Simple learning? I’m always looking for ways to keep my girls busy during the cooped up winter months, and activities that incorporate learning are a definite plus. Gracie has known how to count for a long time, but she’s had some trouble with number recognition. When we try to work on number recognition she gets bored easily and does a really good job of pushing all my buttons and trying as little as possible. If we every homeschool it will be a lesson in extreme patience for us both! Somewhere amongst my Pinterest scouring, I found a number activity that I knew she would enjoy. It involved jumping off the couch…nuff said. Sadly, I’m not sure of the original source, but I can tell you that all we did was write numbers on paper plates, and scatter them on the floor next to the couch. I would tell her what number to jump on, and low and behold, the girl actually knows a lot of her numbers when she tries! *sigh and grit teeth* patience is a virtue. She actually wanted to play the game twice! Also enjoy the getup pictured below of Gracie wearing my old tap dance leotard and some awesome biking shorts. We don’t go out much.
So there’s a little roundup of my first few days of 2015 and how I’m keeping it simple this year. The move to Africa in the spring is also forcing us to drastically simplify our possessions, but in a good way. We have too much stuff and when we let go of things that are just sitting around gathering dust, it feels less burdensome! So how about you? Anyone else feeling the need to keep it simple?

Words for 2015

Simple

Live Simply. Simplify heart and home. Clear the clutter. I’ve realized that when you start simplfying, there is a peace that comes with it. Giving away or throwing out all the stuff you never even use and has just been sitting around for years feels pretty good. Putting down the phone, shutting off the TV, unplugging for a bit allows more time to connect.

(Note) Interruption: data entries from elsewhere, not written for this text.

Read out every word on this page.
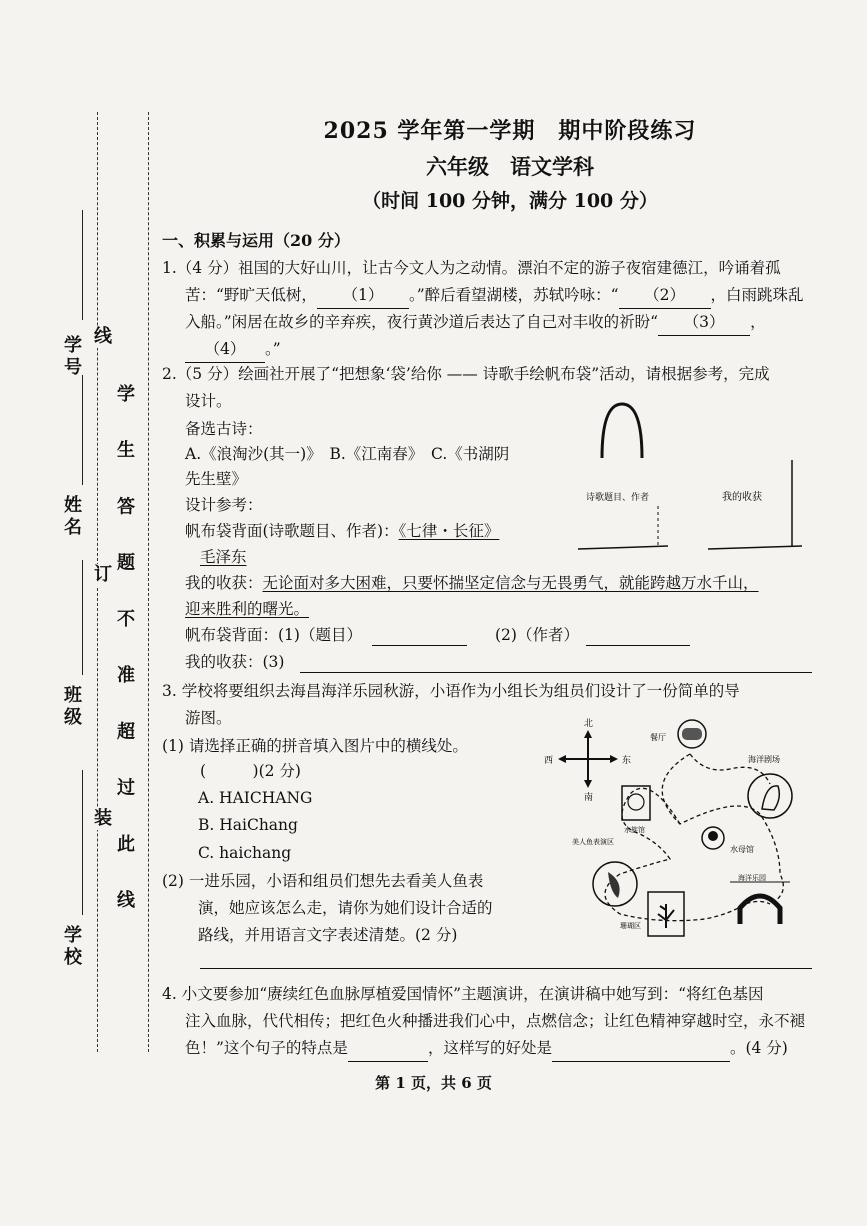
学号
姓名
班级
学校
装
订
线
学 生 答 题 不 准 超 过 此 线
2025 学年第一学期　期中阶段练习
六年级　语文学科
（时间 100 分钟，满分 100 分）
一、积累与运用（20 分）
1.（4 分）祖国的大好山川，让古今文人为之动情。漂泊不定的游子夜宿建德江，吟诵着孤
苦：“野旷天低树， （1） 。”醉后看望湖楼，苏轼吟咏：“ （2） ，白雨跳珠乱
入船。”闲居在故乡的辛弃疾，夜行黄沙道后表达了自己对丰收的祈盼“ （3） ，
（4） 。”
2.（5 分）绘画社开展了“把想象‘袋’给你 —— 诗歌手绘帆布袋”活动，请根据参考，完成
设计。
备选古诗：
A.《浪淘沙(其一)》　B.《江南春》　C.《书湖阴
先生壁》
设计参考：
帆布袋背面(诗歌题目、作者)：《七律・长征》
毛泽东
我的收获：无论面对多大困难，只要怀揣坚定信念与无畏勇气，就能跨越万水千山，
迎来胜利的曙光。
帆布袋背面：(1)（题目）	(2)（作者）
我的收获：(3)
诗歌题目、作者	我的收获
3. 学校将要组织去海昌海洋乐园秋游，小语作为小组长为组员们设计了一份简单的导
游图。
(1) 请选择正确的拼音填入图片中的横线处。
(　　　)(2 分)
A. HAICHANG
B. HaiChang
C. haichang
(2) 一进乐园，小语和组员们想先去看美人鱼表
演，她应该怎么走，请你为她们设计合适的
路线，并用语言文字表述清楚。(2 分)
北
南
东
西
餐厅
海洋剧场
水族馆
水母馆
美人鱼表演区
珊瑚区
海洋乐园
4. 小文要参加“赓续红色血脉厚植爱国情怀”主题演讲，在演讲稿中她写到：“将红色基因
注入血脉，代代相传；把红色火种播进我们心中，点燃信念；让红色精神穿越时空，永不褪
色！”这个句子的特点是	，这样写的好处是	。(4 分)
第 1 页，共 6 页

When you take away all the unneeded distractions, it allows you the time to focus on things that are truly important to you. 

Eucharisto

To give thanks. Finding the daily gifts that are all around me. Seeing that He is behind these daily gifts. Give Him back the thanks. Find joy in every day moments. 

Servant

Saying yes. Being willing to step outside my comfort zone. To help where I know it’s needed. To not hold back helping because of my own hang ups. To learn that by serving others, I can point back to Him.

Happy New Year to everyone! 2014 has brought so much goodness and joy. Some changes are now on the horizon for this new year. 2015, I think you’re going to be a good one.